What elevates April Fool's Day into the realm of the "I Heart..." series is the acting. Across the board, the performances are fantastic. Somehow, all of these privileged, unlikable kids become likable- and that's all because of the acting. You all should know by now that Amy Steel is one of my favorites and yeah, I'm glad she's here. Make no mistake about it, though- this movie belongs to Deborah Foreman.

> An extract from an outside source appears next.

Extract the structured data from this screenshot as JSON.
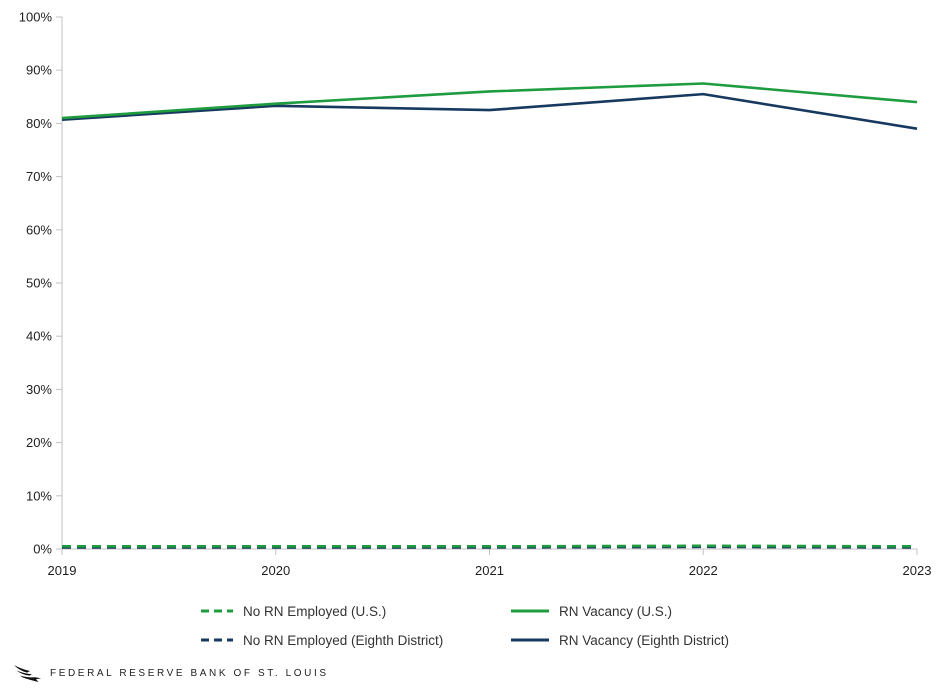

I love love LOVE her performance as both Muffy and Buffy. Love. LOVE. Seriously. She's by turns sweet, kind, sexy, and really, really fucking creepy. Her Muffy is jittery, off-kilter, and somehow out of synch with everything around her. Even when she's not supposed to be weirdo Muffy, even when she's just completely normal, there's something there that's not quite right. Not quite right, but very intriguing. What I love the most is the fucked-up inflections Foreman uses for her line readings when she's weirdo Muffy, before 'Buffy' is discovered. It's hard to convey it here, exactly, but for example- when Kit tells Muffy that the constable should be arriving very soon, Muffy stares at her a moment, then replies with a solemn facial expression:
Sometimes- with the tides- it takes somebody all night to get here from the mainland. Andeventhensometimes----they don't make it.Then she turns around and walks out of the room quickly, and it's totally creepy and totally brill, my friends. Totally brill. Deborah Foreman rocks, and she rocks hard.
So that's it- I heart April Fool's Day. And if my word isn't enough to get you on board with it, well, then, I'll leave it up to Mr. T. T? What say you?
Thanks, T. I owe you one. Mad props.